The machines can be retrofitted manually to work with other machines that normally would not be very common or wise. In the case of an emergency, however, it can be a life-saver. You can use a multitool to interface with telecommunication machines, which will allow you to modify some of the machines' properties. You can also link together machines with this interface, which is possibly the most important function.
In order to link two machines, access one of them with your multitool. Select [Add Machine] at the bottom of the window to store this machine in the buffer of the multitool. Now access the other machine with the same multitool. The machine previously buffered should still be in the buffer of the multitool. Select [Link] to add the machine currently buffered to the list of machine links of the machine currently accessed.

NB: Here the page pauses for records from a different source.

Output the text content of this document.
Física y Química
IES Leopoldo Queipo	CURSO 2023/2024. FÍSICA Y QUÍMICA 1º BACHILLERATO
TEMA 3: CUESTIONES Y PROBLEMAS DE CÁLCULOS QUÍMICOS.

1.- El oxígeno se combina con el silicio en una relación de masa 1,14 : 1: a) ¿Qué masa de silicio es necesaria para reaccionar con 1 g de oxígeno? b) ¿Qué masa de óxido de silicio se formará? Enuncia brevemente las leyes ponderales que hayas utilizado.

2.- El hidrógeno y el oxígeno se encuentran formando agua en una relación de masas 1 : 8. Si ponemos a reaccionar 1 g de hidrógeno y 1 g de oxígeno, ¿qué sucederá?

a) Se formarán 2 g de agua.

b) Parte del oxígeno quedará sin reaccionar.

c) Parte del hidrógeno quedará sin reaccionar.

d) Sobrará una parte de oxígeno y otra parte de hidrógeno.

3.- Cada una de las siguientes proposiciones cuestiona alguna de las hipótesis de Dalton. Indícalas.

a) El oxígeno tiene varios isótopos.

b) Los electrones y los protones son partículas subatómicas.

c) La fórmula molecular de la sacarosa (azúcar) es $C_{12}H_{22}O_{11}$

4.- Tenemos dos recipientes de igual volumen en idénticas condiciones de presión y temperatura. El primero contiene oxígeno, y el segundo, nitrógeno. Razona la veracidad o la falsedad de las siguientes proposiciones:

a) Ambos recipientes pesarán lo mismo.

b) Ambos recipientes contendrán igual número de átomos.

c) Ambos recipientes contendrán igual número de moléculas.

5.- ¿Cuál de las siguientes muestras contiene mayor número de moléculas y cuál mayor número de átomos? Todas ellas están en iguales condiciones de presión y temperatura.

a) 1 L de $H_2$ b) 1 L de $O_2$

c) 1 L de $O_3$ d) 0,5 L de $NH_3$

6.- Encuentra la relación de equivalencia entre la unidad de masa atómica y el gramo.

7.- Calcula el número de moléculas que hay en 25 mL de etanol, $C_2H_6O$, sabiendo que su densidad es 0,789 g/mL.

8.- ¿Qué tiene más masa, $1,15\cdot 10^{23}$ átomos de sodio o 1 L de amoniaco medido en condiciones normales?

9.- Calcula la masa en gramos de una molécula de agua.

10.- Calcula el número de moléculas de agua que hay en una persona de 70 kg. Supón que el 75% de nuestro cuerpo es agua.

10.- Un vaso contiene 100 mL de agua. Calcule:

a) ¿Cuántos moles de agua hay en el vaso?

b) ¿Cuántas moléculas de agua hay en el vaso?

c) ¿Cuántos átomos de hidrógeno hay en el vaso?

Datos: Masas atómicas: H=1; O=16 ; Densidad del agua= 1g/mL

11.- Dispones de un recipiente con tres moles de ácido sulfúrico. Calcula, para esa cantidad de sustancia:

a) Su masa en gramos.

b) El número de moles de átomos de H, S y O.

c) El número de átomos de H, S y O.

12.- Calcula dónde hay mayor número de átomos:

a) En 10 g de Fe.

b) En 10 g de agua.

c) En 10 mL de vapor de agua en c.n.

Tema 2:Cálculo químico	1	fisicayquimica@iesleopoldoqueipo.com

This will establish a link between these two machines. (Note that it is possible to link a machine to itself; this is both harmless and pointless.)
You can link Subspace Receivers to Processor Units if you are unable to link to a functional bus mainframe. This can and will create substantial network lag, because Bus Mainframes are needed for rapid information transferring and advanced port configurations.
You can link Bus Mainframes to Subspace Broadcasters if you are unable to link to a functional server. This will not have much of an effect besides a very miniscule performance decrease.
If you do not link to a Processor Unit, signals' readability will suffer substantially. It will also make it impossible to directly link to broadcasters.
You can link Processor Units to Telecommunication Servers if you are unable to link to Bus Mainframes. This will naturally have a significant performance cost.
Relays must be connected to a HUB in order to add information to the signal about the Z level it is in, and which will broadcast in. It cannot be linked to any other machine usefully.
This machine is essential when creating relays that allow you to send the same signal to multiple broadcasters on different space levels. It is ordinarily connected to Relays, Servers and Buses. When it receives information from Relays it sends it to all linked Buses. If it receives information from a machine that isn't a Relay, it assumes it's ready-to-transmit data and then sends it to all linked Relays. This data is ideally received from Servers but Buses and Processors can send this information too.
These cannot really be linked to anything else other than a broadcaster. They are only needed to store logs and maintain sane bookkeeping.
These are ESSENTIAL if you want an output. There is nothing you can do with these in terms of polymorphism.
Being An Ass
Now downing the radio may seem like something the captain does when he stubs his toe too hard, but downing the radios is something even the most clueless trouble maker can do, provided they have the tools. Here are some easy ways to make nobody hear the screams of the station's inhabitants.
- Destroy the sub-space broadcaster. Those screams will be uttered, But not heard.
- Deconstruct the processor. This makes the radio blast gibberish that nobody can comprehend.
- Deconstruct the server and it's bus. Depending on which ones you knock out you can disable most of the command channels and such.
- Add Filtered Frequencies to the Hub in order to only allow people to speak on those frequencies. You can do this on any machine and department channels will also suffer from not being able to pass the filter.